During a conference not long ago, I listened to a panel of crane rental company owners talking about how crane rental rates have essentially stagnated. Equipment and labor costs have gone up, they said, as have just about every other business cost, but the primary driver of revenue for a crane company—the crane’s rental rate, which can be hourly, daily, weekly, or monthly—hasn’t.
My interest was piqued and I wanted to learn more, so I reached out to a few people and asked if they agreed—and, if so, what they thought the reason was. The answers were interesting.
Not everyone I spoke to shared the sentiment of the panelists. One person said that over the last ten years, they did indeed increase rates on most cranes, on average, about 12.5%. The exceptions were on the smallest and largest cranes in the fleet, which stayed fairly consistent. This rate consistency was attributed primarily to increased competition at both ends of the spectrum.
On the other hand, one person who did agree with the panelists said that they believed the stagnation was, at least in part, due to the fact that crane rental services are commodified, so specialization—and the higher rates that specialization commands—is hard to achieve.
Yet another person pointed out that crane renters aren’t actually interested in renting a crane; rather, they’re interested in lifting something from one place to another and the modality doesn’t matter to them. (This reminds me of legendary Harvard Business School marketing professor Theodore Levitt’s quote, “People don’t want to buy a quarter-inch drill. They want a quarter-inch hole!”)
Another respondent said that rental rates are low because higher rates turn away price-sensitive customers, and that all crane rental customers are price sensitive. Taking it one step further, this person said that a crane that’s working, even if it’s working at a lower rate, is still better than a crane that’s not working at all.
It’s hard to disagree with their logic.
To be as profitable as possible, crane rental companies have to be as efficient as possible. At least that’s the theory. But we know that efficiency can be both good and bad.
As one respondent told me, if a job that’s scheduled for two days is done too efficiently, the job may take only one day, thereby sacrificing the second day’s revenue. However, efficiency helps keep customers happy.
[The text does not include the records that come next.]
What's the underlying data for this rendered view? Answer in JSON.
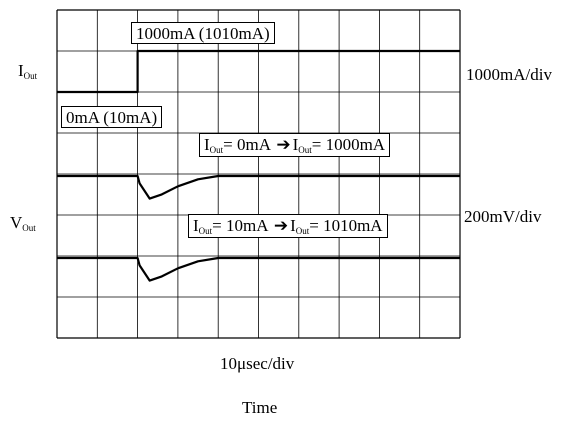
{
  "chart_data": {
    "type": "line",
    "grid": "10 x 8 divisions",
    "x_scale_label": "10μsec/div",
    "x_axis_label": "Time",
    "current_channel": {
      "label_main": "I",
      "label_sub": "Out",
      "scale_label": "1000mA/div",
      "low_level_label": "0mA (10mA)",
      "high_level_label": "1000mA (1010mA)"
    },
    "voltage_channel": {
      "label_main": "V",
      "label_sub": "Out",
      "scale_label": "200mV/div"
    },
    "annotations": [
      {
        "from_main": "I",
        "from_sub": "Out",
        "from_value": "= 0mA",
        "to_main": "I",
        "to_sub": "Out",
        "to_value": "= 1000mA"
      },
      {
        "from_main": "I",
        "from_sub": "Out",
        "from_value": "= 10mA",
        "to_main": "I",
        "to_sub": "Out",
        "to_value": "= 1010mA"
      }
    ],
    "series": [
      {
        "channel": "I_Out",
        "x_div": [
          0,
          2,
          2,
          10
        ],
        "y_div": [
          0,
          0,
          1,
          1
        ]
      },
      {
        "channel": "V_Out",
        "x_div": [
          0,
          2,
          2.05,
          2.3,
          2.6,
          3,
          3.5,
          4,
          10
        ],
        "y_div": [
          0,
          0,
          -0.18,
          -0.55,
          -0.45,
          -0.25,
          -0.08,
          0,
          0
        ]
      },
      {
        "channel": "V_Out",
        "x_div": [
          0,
          2,
          2.05,
          2.3,
          2.6,
          3,
          3.5,
          4,
          10
        ],
        "y_div": [
          0,
          0,
          -0.18,
          -0.55,
          -0.45,
          -0.25,
          -0.08,
          0,
          0
        ]
      }
    ]
  }
}
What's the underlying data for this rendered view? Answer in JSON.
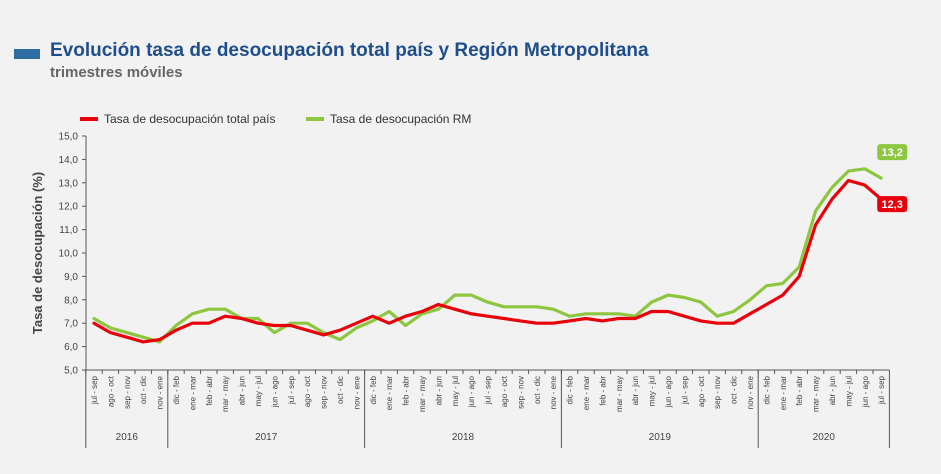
{
  "header": {
    "title": "Evolución tasa de desocupación total país y Región Metropolitana",
    "subtitle": "trimestres móviles"
  },
  "colors": {
    "total": "#e8000b",
    "rm": "#8dc63f",
    "title_bar": "#2e6da4"
  },
  "chart_data": {
    "type": "line",
    "title": "Evolución tasa de desocupación total país y Región Metropolitana",
    "subtitle": "trimestres móviles",
    "ylabel": "Tasa de desocupación (%)",
    "xlabel": "",
    "ylim": [
      5.0,
      15.0
    ],
    "yticks": [
      "5,0",
      "6,0",
      "7,0",
      "8,0",
      "9,0",
      "10,0",
      "11,0",
      "12,0",
      "13,0",
      "14,0",
      "15,0"
    ],
    "grid": false,
    "legend_position": "top-left",
    "categories": [
      "jul - sep",
      "ago - oct",
      "sep - nov",
      "oct - dic",
      "nov - ene",
      "dic - feb",
      "ene - mar",
      "feb - abr",
      "mar - may",
      "abr - jun",
      "may - jul",
      "jun - ago",
      "jul - sep",
      "ago - oct",
      "sep - nov",
      "oct - dic",
      "nov - ene",
      "dic - feb",
      "ene - mar",
      "feb - abr",
      "mar - may",
      "abr - jun",
      "may - jul",
      "jun - ago",
      "jul - sep",
      "ago - oct",
      "sep - nov",
      "oct - dic",
      "nov - ene",
      "dic - feb",
      "ene - mar",
      "feb - abr",
      "mar - may",
      "abr - jun",
      "may - jul",
      "jun - ago",
      "jul - sep",
      "ago - oct",
      "sep - nov",
      "oct - dic",
      "nov - ene",
      "dic - feb",
      "ene - mar",
      "feb - abr",
      "mar - may",
      "abr - jun",
      "may - jul",
      "jun - ago",
      "jul - sep"
    ],
    "years": [
      {
        "label": "2016",
        "start": 0,
        "end": 4
      },
      {
        "label": "2017",
        "start": 5,
        "end": 16
      },
      {
        "label": "2018",
        "start": 17,
        "end": 28
      },
      {
        "label": "2019",
        "start": 29,
        "end": 40
      },
      {
        "label": "2020",
        "start": 41,
        "end": 48
      }
    ],
    "series": [
      {
        "name": "Tasa de desocupación total país",
        "color": "#e8000b",
        "end_label": "12,3",
        "values": [
          7.0,
          6.6,
          6.4,
          6.2,
          6.3,
          6.7,
          7.0,
          7.0,
          7.3,
          7.2,
          7.0,
          6.9,
          6.9,
          6.7,
          6.5,
          6.7,
          7.0,
          7.3,
          7.0,
          7.3,
          7.5,
          7.8,
          7.6,
          7.4,
          7.3,
          7.2,
          7.1,
          7.0,
          7.0,
          7.1,
          7.2,
          7.1,
          7.2,
          7.2,
          7.5,
          7.5,
          7.3,
          7.1,
          7.0,
          7.0,
          7.4,
          7.8,
          8.2,
          9.0,
          11.2,
          12.3,
          13.1,
          12.9,
          12.3
        ]
      },
      {
        "name": "Tasa de desocupación RM",
        "color": "#8dc63f",
        "end_label": "13,2",
        "values": [
          7.2,
          6.8,
          6.6,
          6.4,
          6.2,
          6.9,
          7.4,
          7.6,
          7.6,
          7.2,
          7.2,
          6.6,
          7.0,
          7.0,
          6.6,
          6.3,
          6.8,
          7.1,
          7.5,
          6.9,
          7.4,
          7.6,
          8.2,
          8.2,
          7.9,
          7.7,
          7.7,
          7.7,
          7.6,
          7.3,
          7.4,
          7.4,
          7.4,
          7.3,
          7.9,
          8.2,
          8.1,
          7.9,
          7.3,
          7.5,
          8.0,
          8.6,
          8.7,
          9.4,
          11.8,
          12.8,
          13.5,
          13.6,
          13.2
        ]
      }
    ]
  }
}
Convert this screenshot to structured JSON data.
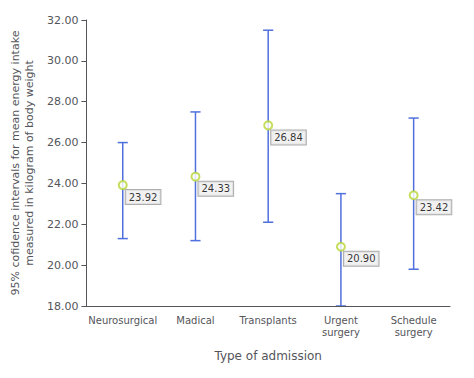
{
  "chart_data": {
    "type": "errorbar",
    "categories": [
      "Neurosurgical",
      "Madical",
      "Transplants",
      "Urgent\nsurgery",
      "Schedule\nsurgery"
    ],
    "values": [
      23.92,
      24.33,
      26.84,
      20.9,
      23.42
    ],
    "value_labels": [
      "23.92",
      "24.33",
      "26.84",
      "20.90",
      "23.42"
    ],
    "lower": [
      21.3,
      21.2,
      22.1,
      18.0,
      19.8
    ],
    "upper": [
      26.0,
      27.5,
      31.5,
      23.5,
      27.2
    ],
    "xlabel": "Type of admission",
    "ylabel": "95% cofidence intervals for mean energy intake\nmeasured in kilogram of body weight",
    "ylim": [
      18.0,
      32.0
    ],
    "yticks": [
      {
        "value": 18.0,
        "label": "18.00"
      },
      {
        "value": 20.0,
        "label": "20.00"
      },
      {
        "value": 22.0,
        "label": "22.00"
      },
      {
        "value": 24.0,
        "label": "24.00"
      },
      {
        "value": 26.0,
        "label": "26.00"
      },
      {
        "value": 28.0,
        "label": "28.00"
      },
      {
        "value": 30.0,
        "label": "30.00"
      },
      {
        "value": 32.0,
        "label": "32.00"
      }
    ],
    "grid": false,
    "data_labels": true
  }
}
After all, what customer doesn’t like work being completed early? It’s a double-edged sword in that efficiency is both something to strive for as a business, and something to avoid.
To complicate matters even more, what if the price we ultimately pay for a focus on efficiency is innovation? And what if this lack of innovation is the reason no one has proposed a better and lasting pricing strategy for renting cranes?
In an Inc. Magazine article titled, “Efficiency is the Enemy of Innovation,” business writer Geoffroy James asserts, “While innovation might (sometimes) create greater efficiency, efficiency itself makes innovation less likely…”
In “The High Price of Efficiency,” author Roger L. Martin writes that eliminating waste sounds like a reasonable goal, but it comes at a cost. “Why would we not want managers to strive for an ever-more-efficient use of resources?” he asks. “Yet… an excessive focus on efficiency can produce startlingly negative effects, to the extent that superefficient businesses create the potential for social disorder.”
To take this ever further, Blair Enns, consultant and founder of the training company Win Without Pitching, coined an entirely new term he called The Innoficiency Principle, which states that “innovation and efficiency are mutually opposable goals. In any reasonably functioning organization,” he writes, “one cannot be increased without decreasing the other.”
On a fundamental level, to innovate is to be less efficient. Innovation takes creativity and the very act of creation, of being creative, which involves iteration, is inherently wasteful. Creativity isn’t concerned with time. Or waste. Or efficiency. It’s concerned with creation, at the expense of just about everything else.
When companies prioritize efficiency, they’re simultaneously deprioritizing innovation. And maybe the cost of this deprioritization is, essentially, the rate stagnation that I heard those panelists talking about on that stage not all that long ago.
The reason large companies hire chief innovation officers at substantial salaries is because they understand the role that innovation plays in sustainable business success. The best example of this that I’ve read recently pointed out that in 2010, way before its current woes, computer-chip manufacturer Intel produced one hundred percent of its revenue from products that didn’t exist three years prior. That’s not innovation as a side project. That’s innovation as a first principle.
Perhaps it seems disconnected from reality to think that a crane rental company would hire someone concerned entirely with innovation, but imagine if every single day, someone in your organization came to work and tried to find new, better, more creative models for everything from pricing to scheduling to working. What if your company tracked innovation revenue and not just gross revenue? What if you could do what Intel did?
Just imagine the growth.
William S. Burroughs once said that when you stop growing, you start dying. I think he’s largely right. A business’s demise might not be apparently close, but the absence of growth means stagnation—and likely frustration as well.
Is efficiency the reason that crane rental rates have stagnated, if they’ve indeed stagnated? Maybe not entirely. But a lack of innovation almost certainly is. Which means it’s worth taking a moment to clarify your stance.
So ask yourself this: what will you prioritize—efficiency, or innovation?